AIA-DAGA 2013 Merano

Robust force identification for complex technical structures with single degree of freedom excitation using an adaptive algorithm in time domain Michael Sturm1,3, Andy Moorhouse1, Wolfgang Kropp2, Thomas Alber3 1

University of Salford, Acoustics Research Centre, Salford M5 4WT, UK, E-Mail: [email protected] 2 Chalmers University of Technology, Applied Acoustics, 41296 Göteborg, Sweden 3 ZF Lenksysteme GmbH, Basic Development Acoustics, 73527 Schwäbisch Gmünd, Germany

Introduction Many situations require the knowledge of dynamic forces acting on technical structures. One example is the determination of the exciting forces generated inside of machinery during operation. Since the internal sources usually are not accessible for direct force measurements, the internal loadings have to be inferred from the structural responses. Commonly, this ill-posed inverse problem is addressed in frequency domain where matrices containing measured frequency response functions (FRFs) have to be inverted.
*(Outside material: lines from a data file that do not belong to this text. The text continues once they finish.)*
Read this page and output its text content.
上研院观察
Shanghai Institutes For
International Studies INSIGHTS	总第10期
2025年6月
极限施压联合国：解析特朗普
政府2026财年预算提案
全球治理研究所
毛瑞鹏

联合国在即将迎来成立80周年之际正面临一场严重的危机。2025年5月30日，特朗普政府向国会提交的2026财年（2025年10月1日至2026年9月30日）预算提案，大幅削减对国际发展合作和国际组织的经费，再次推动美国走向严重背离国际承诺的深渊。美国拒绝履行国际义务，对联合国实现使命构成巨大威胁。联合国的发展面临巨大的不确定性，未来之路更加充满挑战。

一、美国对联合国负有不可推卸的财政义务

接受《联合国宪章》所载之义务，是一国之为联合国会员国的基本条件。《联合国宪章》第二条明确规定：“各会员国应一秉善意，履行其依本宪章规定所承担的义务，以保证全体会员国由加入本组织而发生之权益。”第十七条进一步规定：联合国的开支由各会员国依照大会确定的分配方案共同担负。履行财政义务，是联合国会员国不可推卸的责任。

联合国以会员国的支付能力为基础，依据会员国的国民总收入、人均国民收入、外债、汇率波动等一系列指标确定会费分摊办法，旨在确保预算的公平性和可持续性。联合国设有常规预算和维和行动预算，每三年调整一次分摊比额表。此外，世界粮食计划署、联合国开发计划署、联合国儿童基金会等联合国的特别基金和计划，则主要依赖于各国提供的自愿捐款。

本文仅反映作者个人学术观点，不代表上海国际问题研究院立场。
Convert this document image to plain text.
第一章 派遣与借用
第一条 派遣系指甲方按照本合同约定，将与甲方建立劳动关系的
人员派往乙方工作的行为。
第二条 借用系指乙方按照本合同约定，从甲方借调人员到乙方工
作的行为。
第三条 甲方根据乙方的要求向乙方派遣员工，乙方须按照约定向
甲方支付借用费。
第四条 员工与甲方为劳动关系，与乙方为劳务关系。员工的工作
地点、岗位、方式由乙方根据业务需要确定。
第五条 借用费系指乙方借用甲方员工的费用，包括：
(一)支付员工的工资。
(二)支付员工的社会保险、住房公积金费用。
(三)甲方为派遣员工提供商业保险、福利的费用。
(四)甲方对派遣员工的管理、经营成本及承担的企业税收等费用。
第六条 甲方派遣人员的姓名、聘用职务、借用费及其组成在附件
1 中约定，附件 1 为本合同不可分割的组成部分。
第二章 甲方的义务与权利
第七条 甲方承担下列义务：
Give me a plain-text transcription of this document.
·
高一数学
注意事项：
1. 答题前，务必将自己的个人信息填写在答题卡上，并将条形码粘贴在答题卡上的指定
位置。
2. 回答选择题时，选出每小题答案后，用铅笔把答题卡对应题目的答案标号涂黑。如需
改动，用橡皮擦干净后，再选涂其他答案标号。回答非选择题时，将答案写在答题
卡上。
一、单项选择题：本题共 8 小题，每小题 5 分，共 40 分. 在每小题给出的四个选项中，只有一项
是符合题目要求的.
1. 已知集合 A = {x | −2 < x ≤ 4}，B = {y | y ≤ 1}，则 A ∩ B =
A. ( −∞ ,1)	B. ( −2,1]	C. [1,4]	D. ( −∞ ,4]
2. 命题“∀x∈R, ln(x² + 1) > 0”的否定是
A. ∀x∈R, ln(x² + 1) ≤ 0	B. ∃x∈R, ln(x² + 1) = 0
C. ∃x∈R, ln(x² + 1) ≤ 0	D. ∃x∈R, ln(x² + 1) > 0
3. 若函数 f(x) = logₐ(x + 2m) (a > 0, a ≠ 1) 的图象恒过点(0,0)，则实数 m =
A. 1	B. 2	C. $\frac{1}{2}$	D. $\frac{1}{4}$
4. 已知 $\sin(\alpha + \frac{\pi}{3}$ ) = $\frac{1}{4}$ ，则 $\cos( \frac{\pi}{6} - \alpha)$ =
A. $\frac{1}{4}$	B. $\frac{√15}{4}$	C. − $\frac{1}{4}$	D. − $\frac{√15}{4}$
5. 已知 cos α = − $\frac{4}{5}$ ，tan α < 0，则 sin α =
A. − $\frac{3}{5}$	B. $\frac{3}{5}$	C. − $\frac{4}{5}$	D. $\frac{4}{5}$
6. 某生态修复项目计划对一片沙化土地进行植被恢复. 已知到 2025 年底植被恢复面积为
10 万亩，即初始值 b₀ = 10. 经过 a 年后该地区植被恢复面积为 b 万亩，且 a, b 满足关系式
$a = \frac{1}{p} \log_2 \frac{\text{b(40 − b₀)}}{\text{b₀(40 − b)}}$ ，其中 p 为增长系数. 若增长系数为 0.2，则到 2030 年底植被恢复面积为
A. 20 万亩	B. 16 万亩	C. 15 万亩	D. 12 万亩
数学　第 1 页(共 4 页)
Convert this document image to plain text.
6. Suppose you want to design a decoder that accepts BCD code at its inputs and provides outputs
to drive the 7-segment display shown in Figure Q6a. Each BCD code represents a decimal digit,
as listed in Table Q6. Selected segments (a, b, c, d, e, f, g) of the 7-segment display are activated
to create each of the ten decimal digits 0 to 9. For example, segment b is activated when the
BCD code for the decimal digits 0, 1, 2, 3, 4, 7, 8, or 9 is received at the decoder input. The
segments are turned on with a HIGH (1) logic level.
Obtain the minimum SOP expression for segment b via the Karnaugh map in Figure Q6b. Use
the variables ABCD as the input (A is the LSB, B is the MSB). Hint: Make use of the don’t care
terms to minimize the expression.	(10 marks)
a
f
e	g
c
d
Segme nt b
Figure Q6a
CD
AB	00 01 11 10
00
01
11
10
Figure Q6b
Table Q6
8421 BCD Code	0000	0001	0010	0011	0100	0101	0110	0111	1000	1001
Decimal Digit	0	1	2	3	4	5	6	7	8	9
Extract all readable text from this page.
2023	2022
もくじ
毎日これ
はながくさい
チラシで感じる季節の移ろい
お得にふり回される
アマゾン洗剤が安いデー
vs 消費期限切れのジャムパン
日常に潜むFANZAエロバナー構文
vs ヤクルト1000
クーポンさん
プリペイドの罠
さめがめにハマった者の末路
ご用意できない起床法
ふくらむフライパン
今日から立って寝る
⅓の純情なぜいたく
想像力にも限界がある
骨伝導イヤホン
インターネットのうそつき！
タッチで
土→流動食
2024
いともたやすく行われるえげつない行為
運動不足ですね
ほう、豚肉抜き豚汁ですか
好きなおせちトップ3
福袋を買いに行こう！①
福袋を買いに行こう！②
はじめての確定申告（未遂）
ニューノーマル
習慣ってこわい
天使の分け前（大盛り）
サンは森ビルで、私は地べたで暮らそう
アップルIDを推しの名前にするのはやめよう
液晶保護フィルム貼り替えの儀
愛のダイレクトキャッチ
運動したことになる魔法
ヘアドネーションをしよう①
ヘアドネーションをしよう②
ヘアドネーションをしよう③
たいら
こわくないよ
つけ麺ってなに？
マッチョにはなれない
However, these methods are well known to be highly sensitive to measurement noise and suffer from poor conditioning. Usually, the robustness of such solutions has to be improved by applying some form of regularisation (see amongst many examples [1]). In this paper, a time domain solution to the inverse problem is presented. The motivation for this approach is threefold. First, the approach should be applicable for transient excitations. Second, the challenges in the inverse problem are manifested differently in time domain so that more accurate and robust solutions may be found. Finally, the approach should be capable of continuously processing operational data of arbitrary length as in large data sets. A number of time domain approaches can be found in literature including inverse methods, Kalman filters, state-space methods, inverse filtering, and sensitivity methods, as summarised in [2]. However, most of them lack in generality with respect to the underlying assumptions or the way they describe the physical system for which reason they are not practicable for sophisticated structure-borne sound problems. Kropp and Larsson [3] introduced a time domain force identification technique based on an adaptive algorithm that seems to be less restrictive. The physical system is modelled by means of measured FRFs that are first transformed into time domain before the obtained impulse response functions (IRFs) are used to filter estimated input forces so as to predict a set of estimated responses. The error between the estimated and true responses is then used to update the input force estimation recursively. In this paper, the practicability of the method for complex technical structures with single degree of freedom excitations is discussed. The robustness and accuracy of the time domain (TD) inversion routine will be demonstrated using numerical and experimental examples.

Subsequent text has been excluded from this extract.